そんな中、隣では、安城が本のページをめくる手をピタリと止めていた。
「……え? この男、今なんて言った? 安城クイズ?」
困惑に眉をひそめる安城。その表情が、俺の瞳にくっきり映り込む。
(な、何言ってんだ俺!? “安城クイズ”って何だよ!! バカじゃねぇのか俺!!)
思わず自分の口を両手で塞いだ。体がビクンと震える。
――が、その瞬間、まるで誰かに操られるように俺の腕が勝手に外れる。
「第一問! 安城の一番の魅力はッ!?」
(やめろぉぉぉ!! やばいやばい!! 本気で誰か止めてくれ!!このままじゃ完全に嫌われてしまう!?)

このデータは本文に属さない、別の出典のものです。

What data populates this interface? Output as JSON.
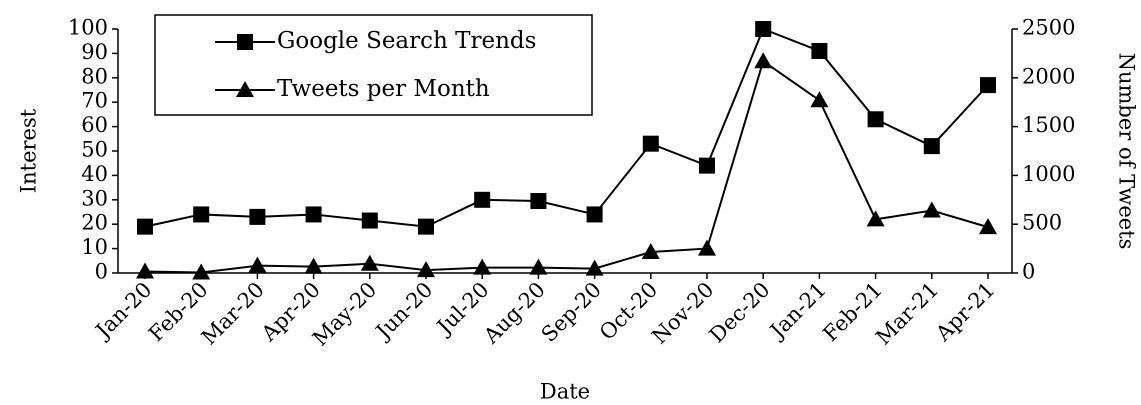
{
  "chart_data": {
    "type": "line",
    "x_label": "Date",
    "y_label": "Interest",
    "y2_label": "Number of Tweets",
    "categories": [
      "Jan-20",
      "Feb-20",
      "Mar-20",
      "Apr-20",
      "May-20",
      "Jun-20",
      "Jul-20",
      "Aug-20",
      "Sep-20",
      "Oct-20",
      "Nov-20",
      "Dec-20",
      "Jan-21",
      "Feb-21",
      "Mar-21",
      "Apr-21"
    ],
    "series": [
      {
        "name": "Google Search Trends",
        "color": "#000000",
        "marker": "square",
        "values": [
          19,
          24,
          23,
          24,
          21.5,
          19,
          30,
          29.5,
          24,
          53,
          44,
          100,
          91,
          63,
          52,
          77
        ]
      },
      {
        "name": "Tweets per Month",
        "color": "#000000",
        "marker": "triangle",
        "axis": "y2",
        "values": [
          15,
          5,
          75,
          65,
          95,
          30,
          55,
          55,
          45,
          215,
          250,
          2170,
          1770,
          550,
          640,
          470
        ]
      }
    ],
    "ylim": [
      0,
      100
    ],
    "yticks": [
      0,
      10,
      20,
      30,
      40,
      50,
      60,
      70,
      80,
      90,
      100
    ],
    "y2lim": [
      0,
      2500
    ],
    "y2ticks": [
      0,
      500,
      1000,
      1500,
      2000,
      2500
    ],
    "legend": "upper left"
  }
}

幸いにも教室は賑やかで恐らく安城にしか聞こえていない。安城は一瞬ポカンとしたあと、
顔を真っ赤にして、椅子をきぃっと鳴らしながら立ち上がる。
「はっ!? はぁ!? な、何なのよあんたっ!!」
(もう本っ当今日のこの男、意味わかんないんだけど!?)
……はい、終わった。
俺の青春、ここで終了。突然の打ち切りに意味不明な終わり方をする漫画のような感じ。
もうクレジット流れてもいいレベル。
(もう次回作に期待してくれ………)
それでも止まらない。俺の身体はまるで呪われた人形のように――再び口を開く。
「A.顔が可愛いところ! B.顔が可愛いところ!
C.顔が可愛いところ! D.顔が可愛いところ!!」
(もう勘弁してくれぇぇ!! 選択肢全部同じじゃねぇか!!俺どんだけ推しの顔好きなんだよ!?ちくしょう!!
推しをバカにしてるみたいだろぉぉぉ!!)
安城の顔は熟したトマトのように真っ赤。
これは完全に怒っている。
そして、凍えるような声で呟く。
「あんた……全部の選択肢、一緒なのよ……。
“可愛い”とか、バカにしてんの?」
(やばい。完全に怒ってる。これ完全に詰んだ。俺の推し活、復活してわずか一日で終了のお知らせ。)
頭が真っ白になったその瞬間――チャイムが鳴る。
キーンコーンカーンコーン。
授業がこれから始まるチャイムが鳴り響く。みんなが席に座る中、俺は反射的に立ち上がり、
全ての現実から逃げるように教室を飛び出した。
「はぁっ、はぁっ……やべぇ……絶対嫌われた……!“安城クイズ”とかマジで気色悪い!!俺のバカァ!!」
廊下を全力で駆け抜ける俺。
その途中で――また、あの感覚が来た。
左目の瞳孔がスッ……と広がる。
そして、口が勝手に――
「答えはぁぁぁぁぁああ……!!
Eの!!全部!!可愛いでしたぁぁあああああ!!!!!」
俺の断末魔のような叫びが、廊下中に響き渡った。それはもちろん、教室の安城にも届く。
「~~っ……ば、バカっ! アンタなんなのっ、もぉ……っ!///」
顔を真っ赤にしながら、机に突っ伏す安城。